You can bring cleansing wipes (like these amazing Bella B wipes) or our portable washbasin bag to clean your Chiller parts, pump parts, bottles and more at the airport or in the plane bathroom. Just fill it with warm water (or a water bottle if you don’t have access to running water), squirt in some soap from the soap dispenser, scrub and rinse! Then wipe your parts with the microfiber towel and pack it all up until the next use.
Check out this amazing washbasin tutorial video by the expert in traveling with her baby, Jess.
It’s as simple as that! You can also use sanitizing wipes or sprays for super easy and convenient on-the-go disinfecting.
Pumping on the plane
If you need to pump on the plane, you can decide to do so in your seat or in the bathroom. It’s all about what you’re comfortable with! Be sure to set up everything you need — your pump, pump parts, chiller, shields, cover or anything else that you usually use — before starting the pump. It’ll be much less of a hassle for you if everything is prepared ahead of time.

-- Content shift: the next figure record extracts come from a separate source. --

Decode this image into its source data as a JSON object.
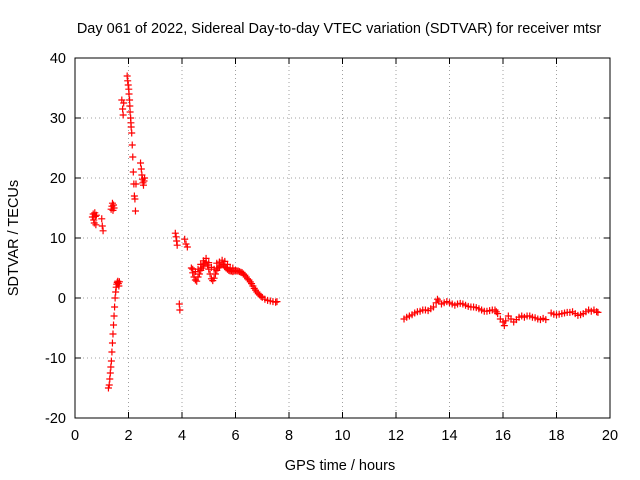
{
  "chart_data": {
    "type": "scatter",
    "title": "Day 061 of 2022, Sidereal Day-to-day VTEC variation (SDTVAR) for receiver mtsr",
    "xlabel": "GPS time / hours",
    "ylabel": "SDTVAR / TECUs",
    "xlim": [
      0,
      20
    ],
    "ylim": [
      -20,
      40
    ],
    "xticks": [
      0,
      2,
      4,
      6,
      8,
      10,
      12,
      14,
      16,
      18,
      20
    ],
    "yticks": [
      -20,
      -10,
      0,
      10,
      20,
      30,
      40
    ],
    "grid": true,
    "marker": "+",
    "series_color": "#ff0000",
    "series": [
      {
        "name": "SDTVAR",
        "points": [
          [
            0.65,
            13.5
          ],
          [
            0.68,
            14.0
          ],
          [
            0.7,
            13.0
          ],
          [
            0.72,
            12.5
          ],
          [
            0.74,
            14.2
          ],
          [
            0.76,
            13.6
          ],
          [
            0.78,
            12.2
          ],
          [
            0.8,
            13.8
          ],
          [
            1.0,
            13.2
          ],
          [
            1.02,
            12.0
          ],
          [
            1.05,
            11.2
          ],
          [
            1.25,
            -15.0
          ],
          [
            1.28,
            -14.5
          ],
          [
            1.3,
            -13.5
          ],
          [
            1.32,
            -12.5
          ],
          [
            1.34,
            -11.5
          ],
          [
            1.36,
            -10.5
          ],
          [
            1.38,
            -9.0
          ],
          [
            1.4,
            -7.5
          ],
          [
            1.42,
            -6.0
          ],
          [
            1.44,
            -4.5
          ],
          [
            1.46,
            -3.0
          ],
          [
            1.48,
            -1.5
          ],
          [
            1.5,
            0.0
          ],
          [
            1.52,
            1.0
          ],
          [
            1.54,
            1.8
          ],
          [
            1.56,
            2.3
          ],
          [
            1.58,
            2.6
          ],
          [
            1.6,
            2.8
          ],
          [
            1.62,
            2.4
          ],
          [
            1.64,
            2.0
          ],
          [
            1.66,
            2.7
          ],
          [
            1.35,
            14.8
          ],
          [
            1.38,
            15.3
          ],
          [
            1.4,
            15.8
          ],
          [
            1.42,
            14.6
          ],
          [
            1.44,
            15.5
          ],
          [
            1.46,
            15.0
          ],
          [
            1.75,
            33.0
          ],
          [
            1.78,
            31.5
          ],
          [
            1.8,
            30.5
          ],
          [
            1.82,
            32.5
          ],
          [
            1.95,
            37.0
          ],
          [
            1.97,
            36.2
          ],
          [
            1.99,
            35.5
          ],
          [
            2.01,
            34.8
          ],
          [
            2.02,
            34.0
          ],
          [
            2.04,
            33.0
          ],
          [
            2.05,
            32.0
          ],
          [
            2.06,
            31.0
          ],
          [
            2.08,
            30.0
          ],
          [
            2.09,
            29.2
          ],
          [
            2.1,
            28.5
          ],
          [
            2.12,
            27.5
          ],
          [
            2.14,
            25.5
          ],
          [
            2.16,
            23.5
          ],
          [
            2.18,
            21.0
          ],
          [
            2.2,
            19.0
          ],
          [
            2.22,
            17.0
          ],
          [
            2.24,
            16.5
          ],
          [
            2.26,
            14.5
          ],
          [
            2.28,
            19.0
          ],
          [
            2.45,
            22.5
          ],
          [
            2.48,
            21.5
          ],
          [
            2.5,
            20.5
          ],
          [
            2.52,
            19.8
          ],
          [
            2.54,
            19.2
          ],
          [
            2.56,
            18.8
          ],
          [
            2.58,
            19.5
          ],
          [
            2.6,
            20.0
          ],
          [
            3.75,
            10.8
          ],
          [
            3.78,
            10.2
          ],
          [
            3.8,
            9.5
          ],
          [
            3.82,
            8.8
          ],
          [
            3.9,
            -1.0
          ],
          [
            3.92,
            -2.0
          ],
          [
            4.1,
            9.8
          ],
          [
            4.15,
            9.0
          ],
          [
            4.2,
            8.5
          ],
          [
            4.35,
            5.0
          ],
          [
            4.4,
            4.2
          ],
          [
            4.45,
            3.5
          ],
          [
            4.5,
            3.0
          ],
          [
            4.55,
            2.8
          ],
          [
            4.6,
            3.5
          ],
          [
            4.65,
            4.0
          ],
          [
            4.7,
            4.6
          ],
          [
            4.75,
            5.0
          ],
          [
            4.8,
            5.3
          ],
          [
            4.85,
            5.8
          ],
          [
            4.9,
            6.0
          ],
          [
            4.95,
            5.5
          ],
          [
            5.0,
            4.8
          ],
          [
            5.05,
            4.0
          ],
          [
            5.1,
            3.2
          ],
          [
            5.15,
            2.9
          ],
          [
            5.2,
            3.3
          ],
          [
            5.25,
            4.0
          ],
          [
            5.3,
            4.6
          ],
          [
            5.35,
            5.0
          ],
          [
            5.4,
            5.2
          ],
          [
            5.45,
            5.5
          ],
          [
            5.5,
            5.6
          ],
          [
            5.55,
            5.5
          ],
          [
            5.6,
            5.2
          ],
          [
            5.65,
            5.0
          ],
          [
            5.7,
            4.8
          ],
          [
            5.75,
            4.6
          ],
          [
            5.8,
            4.5
          ],
          [
            5.85,
            4.5
          ],
          [
            5.9,
            4.4
          ],
          [
            5.95,
            4.5
          ],
          [
            6.0,
            4.6
          ],
          [
            6.05,
            4.5
          ],
          [
            6.1,
            4.5
          ],
          [
            6.15,
            4.4
          ],
          [
            6.2,
            4.3
          ],
          [
            6.25,
            4.2
          ],
          [
            6.3,
            4.0
          ],
          [
            6.35,
            3.8
          ],
          [
            6.4,
            3.5
          ],
          [
            6.45,
            3.2
          ],
          [
            6.5,
            3.0
          ],
          [
            6.55,
            2.7
          ],
          [
            6.6,
            2.4
          ],
          [
            6.65,
            2.0
          ],
          [
            6.7,
            1.6
          ],
          [
            6.75,
            1.3
          ],
          [
            6.8,
            1.0
          ],
          [
            6.85,
            0.7
          ],
          [
            6.9,
            0.5
          ],
          [
            6.95,
            0.3
          ],
          [
            7.0,
            0.1
          ],
          [
            7.1,
            -0.2
          ],
          [
            7.2,
            -0.4
          ],
          [
            7.3,
            -0.5
          ],
          [
            7.4,
            -0.6
          ],
          [
            7.5,
            -0.7
          ],
          [
            7.55,
            -0.6
          ],
          [
            4.4,
            4.8
          ],
          [
            4.5,
            4.4
          ],
          [
            4.6,
            4.8
          ],
          [
            4.7,
            5.6
          ],
          [
            4.8,
            6.2
          ],
          [
            4.9,
            6.6
          ],
          [
            5.0,
            5.9
          ],
          [
            5.1,
            5.1
          ],
          [
            5.2,
            4.8
          ],
          [
            5.3,
            5.8
          ],
          [
            5.4,
            6.0
          ],
          [
            5.5,
            6.3
          ],
          [
            5.6,
            6.1
          ],
          [
            5.7,
            5.6
          ],
          [
            5.8,
            5.0
          ],
          [
            5.9,
            5.0
          ],
          [
            12.3,
            -3.5
          ],
          [
            12.4,
            -3.2
          ],
          [
            12.5,
            -3.0
          ],
          [
            12.6,
            -2.8
          ],
          [
            12.7,
            -2.5
          ],
          [
            12.8,
            -2.3
          ],
          [
            12.9,
            -2.2
          ],
          [
            13.0,
            -2.0
          ],
          [
            13.1,
            -2.0
          ],
          [
            13.2,
            -2.1
          ],
          [
            13.3,
            -1.8
          ],
          [
            13.4,
            -1.5
          ],
          [
            13.5,
            -0.8
          ],
          [
            13.55,
            -0.2
          ],
          [
            13.6,
            -0.5
          ],
          [
            13.7,
            -1.0
          ],
          [
            13.8,
            -0.8
          ],
          [
            13.9,
            -0.6
          ],
          [
            14.0,
            -0.8
          ],
          [
            14.1,
            -1.0
          ],
          [
            14.2,
            -1.2
          ],
          [
            14.3,
            -1.0
          ],
          [
            14.4,
            -0.9
          ],
          [
            14.5,
            -1.0
          ],
          [
            14.6,
            -1.2
          ],
          [
            14.7,
            -1.4
          ],
          [
            14.8,
            -1.5
          ],
          [
            14.9,
            -1.5
          ],
          [
            15.0,
            -1.6
          ],
          [
            15.1,
            -1.8
          ],
          [
            15.2,
            -2.0
          ],
          [
            15.3,
            -2.2
          ],
          [
            15.4,
            -2.2
          ],
          [
            15.5,
            -2.1
          ],
          [
            15.6,
            -2.0
          ],
          [
            15.7,
            -2.0
          ],
          [
            15.75,
            -2.3
          ],
          [
            15.8,
            -2.6
          ],
          [
            15.9,
            -3.5
          ],
          [
            16.0,
            -4.0
          ],
          [
            16.05,
            -4.6
          ],
          [
            16.1,
            -3.8
          ],
          [
            16.2,
            -3.0
          ],
          [
            16.3,
            -3.5
          ],
          [
            16.4,
            -4.0
          ],
          [
            16.5,
            -3.6
          ],
          [
            16.6,
            -3.2
          ],
          [
            16.7,
            -3.0
          ],
          [
            16.8,
            -3.2
          ],
          [
            16.9,
            -3.0
          ],
          [
            17.0,
            -3.0
          ],
          [
            17.1,
            -3.2
          ],
          [
            17.2,
            -3.3
          ],
          [
            17.3,
            -3.5
          ],
          [
            17.4,
            -3.6
          ],
          [
            17.5,
            -3.4
          ],
          [
            17.6,
            -3.6
          ],
          [
            17.8,
            -2.5
          ],
          [
            17.9,
            -2.7
          ],
          [
            18.0,
            -2.8
          ],
          [
            18.1,
            -2.7
          ],
          [
            18.2,
            -2.6
          ],
          [
            18.3,
            -2.5
          ],
          [
            18.4,
            -2.4
          ],
          [
            18.5,
            -2.4
          ],
          [
            18.6,
            -2.3
          ],
          [
            18.7,
            -2.6
          ],
          [
            18.8,
            -2.9
          ],
          [
            18.9,
            -2.8
          ],
          [
            19.0,
            -2.6
          ],
          [
            19.1,
            -2.3
          ],
          [
            19.2,
            -2.0
          ],
          [
            19.3,
            -2.2
          ],
          [
            19.4,
            -2.0
          ],
          [
            19.5,
            -2.3
          ],
          [
            19.55,
            -2.4
          ]
        ]
      }
    ]
  }
}
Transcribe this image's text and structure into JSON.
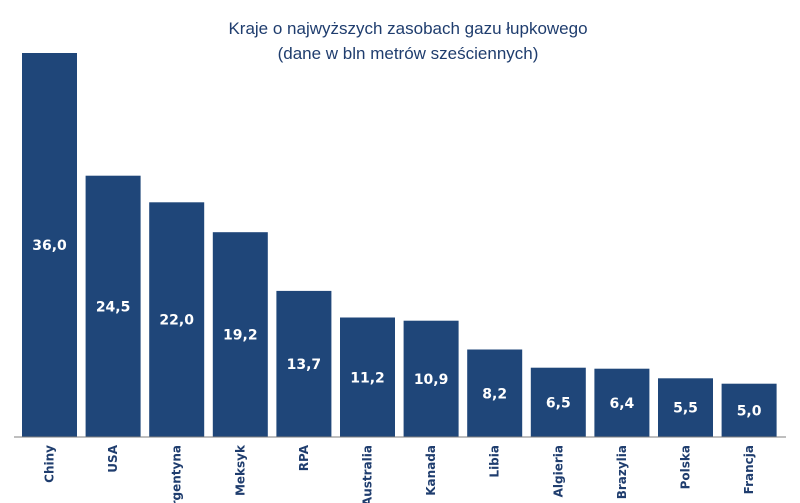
{
  "chart_data": {
    "type": "bar",
    "title": "Kraje o najwyższych zasobach gazu łupkowego",
    "subtitle": "(dane w bln metrów sześciennych)",
    "categories": [
      "Chiny",
      "USA",
      "Argentyna",
      "Meksyk",
      "RPA",
      "Australia",
      "Kanada",
      "Libia",
      "Algieria",
      "Brazylia",
      "Polska",
      "Francja"
    ],
    "values": [
      36.0,
      24.5,
      22.0,
      19.2,
      13.7,
      11.2,
      10.9,
      8.2,
      6.5,
      6.4,
      5.5,
      5.0
    ],
    "value_labels": [
      "36,0",
      "24,5",
      "22,0",
      "19,2",
      "13,7",
      "11,2",
      "10,9",
      "8,2",
      "6,5",
      "6,4",
      "5,5",
      "5,0"
    ],
    "ylim": [
      0,
      36.0
    ],
    "grid": false,
    "legend": "none",
    "bar_color": "#1f4679",
    "label_color": "#1f3d6e"
  }
}
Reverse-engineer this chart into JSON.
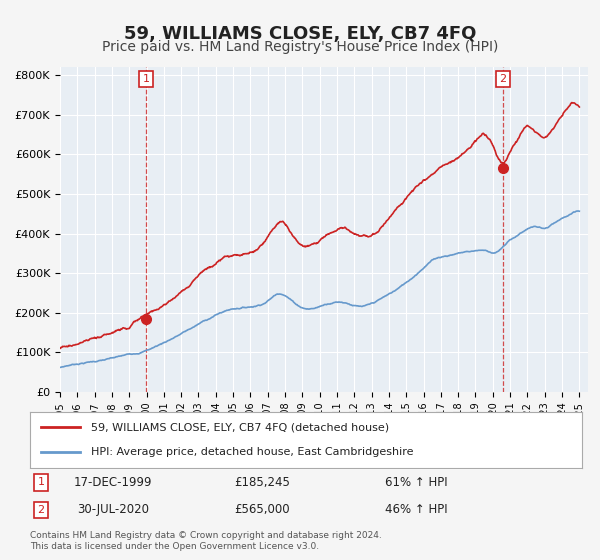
{
  "title": "59, WILLIAMS CLOSE, ELY, CB7 4FQ",
  "subtitle": "Price paid vs. HM Land Registry's House Price Index (HPI)",
  "title_fontsize": 13,
  "subtitle_fontsize": 10,
  "bg_color": "#f0f4f8",
  "plot_bg_color": "#e8eef4",
  "red_color": "#cc2222",
  "blue_color": "#6699cc",
  "ylim": [
    0,
    820000
  ],
  "xlim_start": 1995.0,
  "xlim_end": 2025.5,
  "transaction1_x": 1999.96,
  "transaction1_y": 185245,
  "transaction1_label": "17-DEC-1999",
  "transaction1_price": "£185,245",
  "transaction1_hpi": "61% ↑ HPI",
  "transaction2_x": 2020.58,
  "transaction2_y": 565000,
  "transaction2_label": "30-JUL-2020",
  "transaction2_price": "£565,000",
  "transaction2_hpi": "46% ↑ HPI",
  "legend_line1": "59, WILLIAMS CLOSE, ELY, CB7 4FQ (detached house)",
  "legend_line2": "HPI: Average price, detached house, East Cambridgeshire",
  "footer1": "Contains HM Land Registry data © Crown copyright and database right 2024.",
  "footer2": "This data is licensed under the Open Government Licence v3.0.",
  "yticks": [
    0,
    100000,
    200000,
    300000,
    400000,
    500000,
    600000,
    700000,
    800000
  ],
  "ytick_labels": [
    "£0",
    "£100K",
    "£200K",
    "£300K",
    "£400K",
    "£500K",
    "£600K",
    "£700K",
    "£800K"
  ]
}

I know it seems a bit overwhelming at first glance, but you know what to do mama! Be prepared with all of your essentials and you’ll be traveling and pumping with ease before you know it!
For more amazing tips on pumping and flying, check out this super cool Pumping & Flying Travel Guide! Learn about the best places to pump, and explore your milk storage, cleaning and bottle warming options!
First-hand advice from Ceres Chill mom, Amber:
"Set reminders to pump and try to stick to schedule as much as possible. Important for mothers who produce more milk than the ceres chill will hold: bring a back back to carry with ziplock freezer bags. I filled the freezer bags with ice and placed my bottles and bags in it.
Once I got to the airport, I emptied out all the ice and kept the bags. I also emptied out the ice for my Ceres Chill. Once I got through TSA, I was able to go to the nearest coffee shop or restaurant and ask them to fill the ziplock bag and got extra for my Ceres Chill.
TSA: knows your rights and understand the process. I learned this from the Ceres Chill Instagram.
All airlines are different. Ask if they consider your pump and accessories as a medical device. Southwest had no issues with my additional bag.
I can now say, I’m not as nervous to travel, not only for business, but personally!"